TEMYİZ EDENİN İDDİALARI : Davacı tarafından, dava konusu işlemin dayanağı olan 6749 sayılı Kanun'un (667 sayılı KHK) 3/1. maddesinin Anayasa'ya aykırı olduğu, itiraz yoluyla Anayasa Mahkemesine götürülmesine bir engel bulunmadığı; kişiselleştirme içermeyen bir kararla meslekten çıkarılması, yeniden inceleme talebinden sonra verilen kararın da aynı mahiyette olması, davanın sonucunu temelden etkileyecek olan Anayasa'ya aykırılık iddiasının ciddi görülmemesi, meslekten çıkarma işleminin hukuka aykırılığına ilişkin öne sürdüğü hususların kararda tartışılmaması gerekçe yükümlülüğünü karşılamaktan uzak olduğundan adil yargılanma hakkının ihlal edildiği; Anayasa'daki güvencelere aykırı olacak şekilde, mesleğinden çıkarılma gerekçesinin ne olduğunu bilmeksizin, kendisine yönelik isnadın nedeninden ve niteliğinden haberdar edilmeksizin, bu hususta kendisine somut olay ve olgulara dayanan bir delil gösterilmeksizin ve gerekçe tebliğ edilmeksizin, savunma imkânı verilmeksizin mesleğinden ihraç edildiği, yargılama aşamasında hakkındaki tespitler bildirilerek bu tespitlere karşı beyanlarının alınmasıyla savunma hakkının tanınmış olmadığı; makul sürede yargılanma hakkının ihlal edildiği; hayatının hiçbir bölümünde FETÖ/PDY ile irtibat ve iltisak hâlinde olmadığı, somut delil ve gerekçe gösterilmeden kişisel kusuru araştırılmaksızın anayasal prensiplere sadakat göstermediği iddiasında bulunulduğu; irtibat ve iltisak kavramları kullanılarak sınırsız bir takdir yetkisinin kullanıldığı, hakkında somut hukuksal delil olmaksızın meslekten çıkarıldığı; ByLock kullanıcısı olmadığı, ByLock kullandığı yönünde sunulan tutanakların sonradan üretildiği, bu tutanaklarda Ankara Adliyesinde görev yaparken ihraç edildiği yönünde not bulunduğu, ama Ankara Adliyesinde hiç çalışmadığı en son Yargıtay Tetkik Hakimliği görevde bulunduğu, tüm bu bilgilerden özetle dosya kapsamında yer alan bilgi ve belgelerin Yargıtayın aradığı kriterleri karşılamadığı; tanık beyanlarının ve etkin pişmanlıktan yararlanılmak isteyen şahısların beyanlarından oluştuğu, bu ifadelerin kanun dışı vaatle alınması nedeniyle yasak delil niteliğinde olduğu; Dairenin meslekten çıkarılmasına karar verilmesi suretiyle özel hayatına saygı hakkına yapılan müdahalenin durumun gerektirdiği ölçüde bir tedbir olduğu yönündeki görüşünün isabetsiz olduğu ileri sürülmektedir.

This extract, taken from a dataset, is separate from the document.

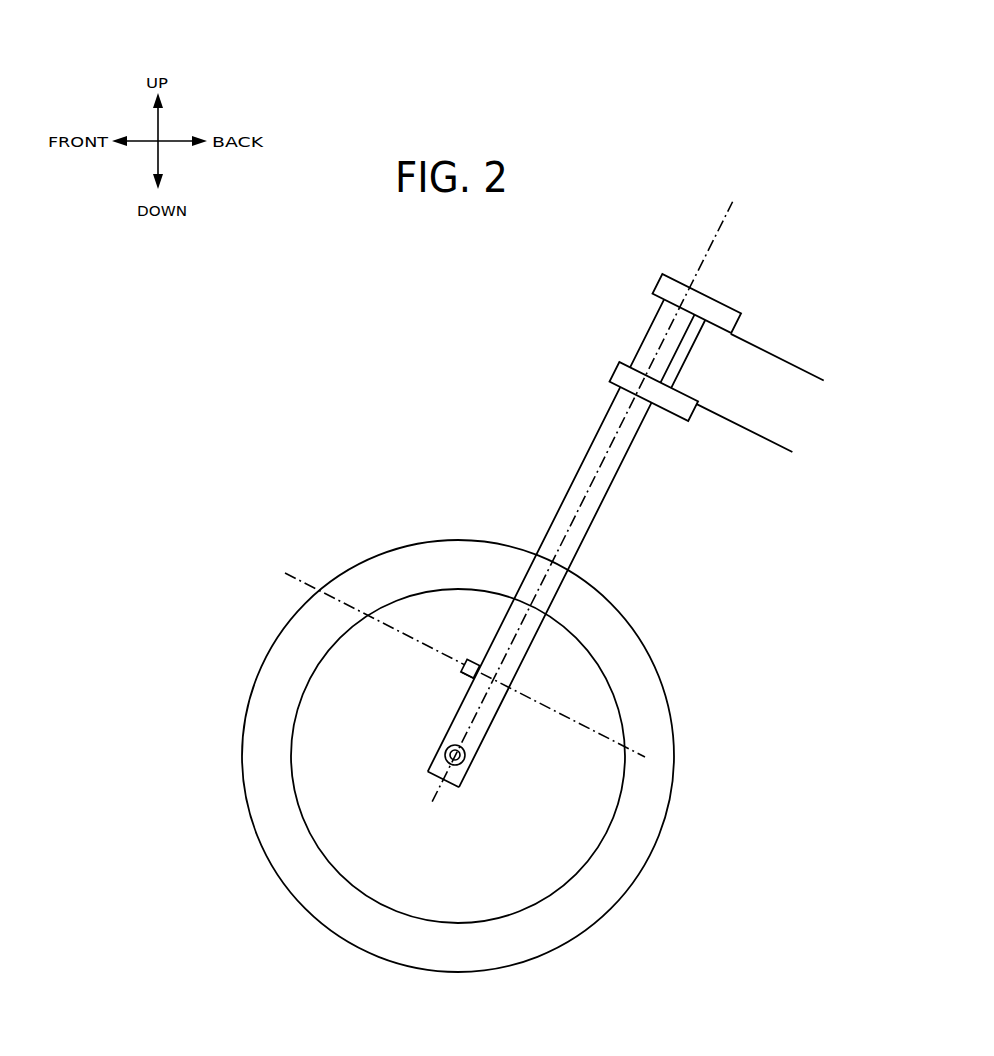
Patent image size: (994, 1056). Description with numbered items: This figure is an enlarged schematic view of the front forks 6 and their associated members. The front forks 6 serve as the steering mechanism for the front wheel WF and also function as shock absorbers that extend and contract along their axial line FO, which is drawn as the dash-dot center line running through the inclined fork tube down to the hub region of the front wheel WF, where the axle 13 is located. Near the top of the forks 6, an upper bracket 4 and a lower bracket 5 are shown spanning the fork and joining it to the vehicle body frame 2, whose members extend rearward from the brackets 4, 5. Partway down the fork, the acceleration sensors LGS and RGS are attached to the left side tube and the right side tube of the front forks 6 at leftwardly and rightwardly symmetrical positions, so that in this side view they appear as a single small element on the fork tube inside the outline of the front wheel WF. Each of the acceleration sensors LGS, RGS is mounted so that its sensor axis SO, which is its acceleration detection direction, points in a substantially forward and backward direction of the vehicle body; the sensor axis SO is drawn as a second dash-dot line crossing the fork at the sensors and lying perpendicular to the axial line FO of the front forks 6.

KARŞI TARAFIN SAVUNMASI : Davalı idare tarafından, Danıştay Beşinci Dairesince verilen kararın usul ve hukuka uygun bulunduğu ve temyiz dilekçesinde öne sürülen nedenlerin, kararın bozulmasını gerektirecek nitelikte olmadığı belirtilerek temyiz isteminin reddi gerektiği savunulmaktadır.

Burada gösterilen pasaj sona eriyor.